Santosh Gupta and Mini Nanda (Eds.)

Critical essays in Section II examine the impact of translations between languages, forms and mediums of literary constructions on the making of the self; writers’ locations in history, nation, region and diasporic shifts are among the various contexts that shape not only their narratives but also the human images they contain. Eminent critics like Jasbir Jain, Harish Narang, Sudha Rai, Sudha Shastri, Urmil Talwar and Mini Nanda read afresh literary texts, autobiographies and films, to relate them to their specific socio-cultural, aesthetic and psychological contexts. The various frameworks work upon the imagination and creative powers that go on to formulate the human self in all its heterogeneity. Poetry, drama, films and fiction are among the different cultural texts that these critics and writers explore in their deliberations upon the narrations of the self-imagined, real, personal and community-centred.

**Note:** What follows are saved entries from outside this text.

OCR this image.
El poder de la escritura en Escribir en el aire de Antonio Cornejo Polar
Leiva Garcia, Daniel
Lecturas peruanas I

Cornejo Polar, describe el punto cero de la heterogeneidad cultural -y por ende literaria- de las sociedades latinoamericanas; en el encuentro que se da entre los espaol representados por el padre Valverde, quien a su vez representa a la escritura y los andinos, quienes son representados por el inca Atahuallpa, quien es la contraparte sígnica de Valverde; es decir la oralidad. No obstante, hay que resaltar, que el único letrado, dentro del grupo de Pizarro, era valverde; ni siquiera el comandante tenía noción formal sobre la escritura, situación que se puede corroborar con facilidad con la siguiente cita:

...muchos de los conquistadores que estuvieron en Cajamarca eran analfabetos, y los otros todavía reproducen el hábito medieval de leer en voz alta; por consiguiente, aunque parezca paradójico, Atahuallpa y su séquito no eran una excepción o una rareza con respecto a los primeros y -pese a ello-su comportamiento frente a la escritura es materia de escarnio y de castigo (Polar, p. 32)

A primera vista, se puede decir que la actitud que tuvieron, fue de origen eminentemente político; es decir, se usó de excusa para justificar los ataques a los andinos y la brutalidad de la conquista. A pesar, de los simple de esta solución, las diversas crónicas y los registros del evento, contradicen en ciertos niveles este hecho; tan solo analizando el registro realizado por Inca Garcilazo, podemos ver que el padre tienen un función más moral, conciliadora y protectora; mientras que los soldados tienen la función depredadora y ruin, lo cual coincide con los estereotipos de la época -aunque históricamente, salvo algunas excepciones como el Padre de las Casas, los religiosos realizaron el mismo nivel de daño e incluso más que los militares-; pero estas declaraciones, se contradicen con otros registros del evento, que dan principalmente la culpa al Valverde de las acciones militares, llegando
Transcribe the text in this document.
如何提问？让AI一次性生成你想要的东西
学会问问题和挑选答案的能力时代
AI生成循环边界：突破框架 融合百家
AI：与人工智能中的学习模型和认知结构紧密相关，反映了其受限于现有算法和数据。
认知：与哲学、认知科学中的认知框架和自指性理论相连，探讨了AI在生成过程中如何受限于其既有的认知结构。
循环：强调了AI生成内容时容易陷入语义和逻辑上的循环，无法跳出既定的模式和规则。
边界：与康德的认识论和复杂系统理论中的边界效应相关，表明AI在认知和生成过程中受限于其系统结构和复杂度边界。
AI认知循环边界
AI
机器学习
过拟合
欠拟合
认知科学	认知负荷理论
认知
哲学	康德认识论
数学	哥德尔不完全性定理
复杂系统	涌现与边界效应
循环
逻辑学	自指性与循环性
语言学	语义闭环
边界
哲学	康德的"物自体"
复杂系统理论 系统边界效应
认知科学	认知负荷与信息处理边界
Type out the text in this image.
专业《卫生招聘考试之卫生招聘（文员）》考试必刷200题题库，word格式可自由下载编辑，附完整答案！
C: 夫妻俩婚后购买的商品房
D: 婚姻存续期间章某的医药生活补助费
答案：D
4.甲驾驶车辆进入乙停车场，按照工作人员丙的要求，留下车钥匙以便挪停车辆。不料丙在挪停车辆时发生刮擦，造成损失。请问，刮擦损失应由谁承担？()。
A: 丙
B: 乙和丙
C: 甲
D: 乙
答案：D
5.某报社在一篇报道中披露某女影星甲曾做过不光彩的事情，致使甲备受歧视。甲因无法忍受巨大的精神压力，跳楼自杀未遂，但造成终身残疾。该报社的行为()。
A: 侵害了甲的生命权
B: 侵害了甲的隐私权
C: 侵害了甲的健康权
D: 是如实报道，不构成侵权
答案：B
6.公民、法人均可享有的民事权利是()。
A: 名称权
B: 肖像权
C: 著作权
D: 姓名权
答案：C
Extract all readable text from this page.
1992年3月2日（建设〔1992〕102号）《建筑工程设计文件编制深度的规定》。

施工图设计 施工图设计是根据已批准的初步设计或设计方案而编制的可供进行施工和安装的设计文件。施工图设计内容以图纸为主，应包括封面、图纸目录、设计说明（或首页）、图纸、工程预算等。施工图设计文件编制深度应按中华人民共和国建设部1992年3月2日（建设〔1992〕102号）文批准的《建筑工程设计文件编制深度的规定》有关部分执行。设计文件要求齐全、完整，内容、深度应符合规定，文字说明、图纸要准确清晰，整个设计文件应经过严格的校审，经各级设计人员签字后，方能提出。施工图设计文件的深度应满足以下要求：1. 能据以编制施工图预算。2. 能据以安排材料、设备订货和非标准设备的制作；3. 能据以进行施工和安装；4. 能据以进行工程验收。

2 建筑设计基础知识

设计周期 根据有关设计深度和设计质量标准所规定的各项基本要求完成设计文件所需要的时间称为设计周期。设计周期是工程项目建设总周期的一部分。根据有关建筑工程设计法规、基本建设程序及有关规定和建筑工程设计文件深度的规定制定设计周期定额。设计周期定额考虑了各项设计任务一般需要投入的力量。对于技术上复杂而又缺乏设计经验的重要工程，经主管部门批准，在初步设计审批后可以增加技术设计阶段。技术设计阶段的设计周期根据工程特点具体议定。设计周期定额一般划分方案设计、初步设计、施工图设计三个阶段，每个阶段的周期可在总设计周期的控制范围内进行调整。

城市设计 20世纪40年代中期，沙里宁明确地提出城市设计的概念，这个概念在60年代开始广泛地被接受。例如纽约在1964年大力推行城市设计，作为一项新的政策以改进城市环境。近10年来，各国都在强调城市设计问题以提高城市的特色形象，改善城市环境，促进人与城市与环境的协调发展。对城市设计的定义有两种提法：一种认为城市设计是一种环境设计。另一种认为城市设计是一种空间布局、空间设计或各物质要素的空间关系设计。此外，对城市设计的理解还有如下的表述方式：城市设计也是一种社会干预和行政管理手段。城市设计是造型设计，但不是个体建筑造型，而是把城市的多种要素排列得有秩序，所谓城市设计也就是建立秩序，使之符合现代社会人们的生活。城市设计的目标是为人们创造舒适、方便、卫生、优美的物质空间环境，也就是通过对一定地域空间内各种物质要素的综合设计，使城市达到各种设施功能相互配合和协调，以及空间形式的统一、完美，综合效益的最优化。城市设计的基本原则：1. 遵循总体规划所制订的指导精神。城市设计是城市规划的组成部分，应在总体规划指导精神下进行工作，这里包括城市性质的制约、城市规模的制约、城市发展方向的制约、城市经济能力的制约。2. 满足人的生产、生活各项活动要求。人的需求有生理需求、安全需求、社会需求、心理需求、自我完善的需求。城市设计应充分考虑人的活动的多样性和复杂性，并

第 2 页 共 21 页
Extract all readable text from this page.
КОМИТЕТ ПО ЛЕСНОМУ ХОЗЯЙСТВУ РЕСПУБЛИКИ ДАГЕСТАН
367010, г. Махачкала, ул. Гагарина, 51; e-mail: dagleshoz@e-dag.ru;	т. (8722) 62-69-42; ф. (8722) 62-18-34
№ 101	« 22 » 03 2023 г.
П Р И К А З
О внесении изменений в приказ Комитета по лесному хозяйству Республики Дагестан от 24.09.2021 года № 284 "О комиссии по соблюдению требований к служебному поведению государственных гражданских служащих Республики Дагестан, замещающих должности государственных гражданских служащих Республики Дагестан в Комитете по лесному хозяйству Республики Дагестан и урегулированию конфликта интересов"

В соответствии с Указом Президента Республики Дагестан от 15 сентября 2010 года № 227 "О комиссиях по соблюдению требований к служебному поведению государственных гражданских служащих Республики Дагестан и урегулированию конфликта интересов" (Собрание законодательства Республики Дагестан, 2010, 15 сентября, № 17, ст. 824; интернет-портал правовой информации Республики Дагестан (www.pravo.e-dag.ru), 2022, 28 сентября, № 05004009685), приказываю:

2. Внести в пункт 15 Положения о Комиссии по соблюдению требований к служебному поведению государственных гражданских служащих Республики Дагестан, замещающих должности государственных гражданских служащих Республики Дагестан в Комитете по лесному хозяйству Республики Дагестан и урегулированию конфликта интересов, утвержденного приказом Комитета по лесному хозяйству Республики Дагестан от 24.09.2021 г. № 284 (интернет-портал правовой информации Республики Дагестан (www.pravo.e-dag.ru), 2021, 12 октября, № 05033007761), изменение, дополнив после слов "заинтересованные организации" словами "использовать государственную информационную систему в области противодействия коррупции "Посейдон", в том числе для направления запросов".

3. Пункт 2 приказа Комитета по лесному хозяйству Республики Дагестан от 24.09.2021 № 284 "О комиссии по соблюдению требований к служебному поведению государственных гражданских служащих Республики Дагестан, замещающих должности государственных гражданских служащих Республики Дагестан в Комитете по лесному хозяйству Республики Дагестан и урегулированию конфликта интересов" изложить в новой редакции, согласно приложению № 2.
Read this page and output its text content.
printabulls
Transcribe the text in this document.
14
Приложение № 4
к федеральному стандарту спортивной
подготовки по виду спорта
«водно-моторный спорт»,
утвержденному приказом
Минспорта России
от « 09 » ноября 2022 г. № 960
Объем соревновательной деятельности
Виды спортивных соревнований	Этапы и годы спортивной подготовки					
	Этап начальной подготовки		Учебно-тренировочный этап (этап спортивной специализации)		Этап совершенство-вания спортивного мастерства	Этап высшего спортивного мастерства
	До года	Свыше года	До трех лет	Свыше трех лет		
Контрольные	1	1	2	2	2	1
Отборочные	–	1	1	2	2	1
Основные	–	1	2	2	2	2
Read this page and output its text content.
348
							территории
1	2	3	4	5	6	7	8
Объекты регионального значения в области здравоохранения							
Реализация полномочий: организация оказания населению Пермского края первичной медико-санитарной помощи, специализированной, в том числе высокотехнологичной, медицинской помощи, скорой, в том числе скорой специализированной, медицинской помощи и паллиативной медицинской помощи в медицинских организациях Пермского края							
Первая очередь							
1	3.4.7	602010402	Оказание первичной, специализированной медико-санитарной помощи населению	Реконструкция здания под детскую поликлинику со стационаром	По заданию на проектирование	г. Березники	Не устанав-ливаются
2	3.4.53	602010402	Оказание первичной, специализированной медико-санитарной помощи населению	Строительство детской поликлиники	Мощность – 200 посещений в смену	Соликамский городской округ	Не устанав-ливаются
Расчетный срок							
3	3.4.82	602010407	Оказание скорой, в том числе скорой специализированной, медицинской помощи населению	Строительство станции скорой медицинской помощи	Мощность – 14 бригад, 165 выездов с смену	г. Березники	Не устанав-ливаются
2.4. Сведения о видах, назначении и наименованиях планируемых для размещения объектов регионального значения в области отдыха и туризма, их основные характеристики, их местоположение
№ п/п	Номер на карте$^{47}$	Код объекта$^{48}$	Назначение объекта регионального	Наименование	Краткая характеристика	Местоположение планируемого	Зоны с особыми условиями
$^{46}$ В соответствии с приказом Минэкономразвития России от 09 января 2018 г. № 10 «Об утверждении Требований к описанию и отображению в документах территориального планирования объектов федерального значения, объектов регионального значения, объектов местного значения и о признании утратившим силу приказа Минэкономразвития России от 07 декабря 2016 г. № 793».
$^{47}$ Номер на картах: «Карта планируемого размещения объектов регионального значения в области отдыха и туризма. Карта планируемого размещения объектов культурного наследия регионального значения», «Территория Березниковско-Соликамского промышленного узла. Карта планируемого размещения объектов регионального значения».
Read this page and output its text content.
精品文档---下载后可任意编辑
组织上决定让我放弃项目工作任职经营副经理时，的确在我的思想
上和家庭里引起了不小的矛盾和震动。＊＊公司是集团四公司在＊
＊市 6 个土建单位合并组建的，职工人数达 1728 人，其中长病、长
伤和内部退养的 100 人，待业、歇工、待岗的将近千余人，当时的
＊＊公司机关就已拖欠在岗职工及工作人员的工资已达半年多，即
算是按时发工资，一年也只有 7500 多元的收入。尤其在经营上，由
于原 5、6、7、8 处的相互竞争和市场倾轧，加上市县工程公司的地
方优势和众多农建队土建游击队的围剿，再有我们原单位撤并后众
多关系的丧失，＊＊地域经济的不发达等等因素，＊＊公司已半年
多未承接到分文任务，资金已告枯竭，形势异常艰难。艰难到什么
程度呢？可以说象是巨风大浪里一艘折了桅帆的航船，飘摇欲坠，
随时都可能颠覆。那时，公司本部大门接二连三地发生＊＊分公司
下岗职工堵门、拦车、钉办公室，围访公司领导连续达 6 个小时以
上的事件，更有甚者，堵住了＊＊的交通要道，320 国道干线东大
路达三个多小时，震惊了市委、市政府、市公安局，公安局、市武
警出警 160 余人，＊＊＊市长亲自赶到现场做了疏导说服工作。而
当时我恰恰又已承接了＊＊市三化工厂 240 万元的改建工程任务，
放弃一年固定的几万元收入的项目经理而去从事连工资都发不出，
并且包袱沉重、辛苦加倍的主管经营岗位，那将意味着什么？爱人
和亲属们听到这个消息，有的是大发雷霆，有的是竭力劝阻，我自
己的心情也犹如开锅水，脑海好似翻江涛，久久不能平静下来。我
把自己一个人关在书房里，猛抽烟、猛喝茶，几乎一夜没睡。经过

Santosh Gupta was formerly Professor of English at the University of Rajasthan, Jaipur. Her major interests are in modern fiction—British, American and Indian. She has recently completed a major UGC project on Modern Prison Narratives. Mini Nanda is Associate Professor in English at the University of Rajasthan. Interested in British studies, she has moved onto Canadian and Canadian native traditions, Indian literatures and feminist studies. At present Nanda is working on Muslim women writers with special reference to partition novels and films.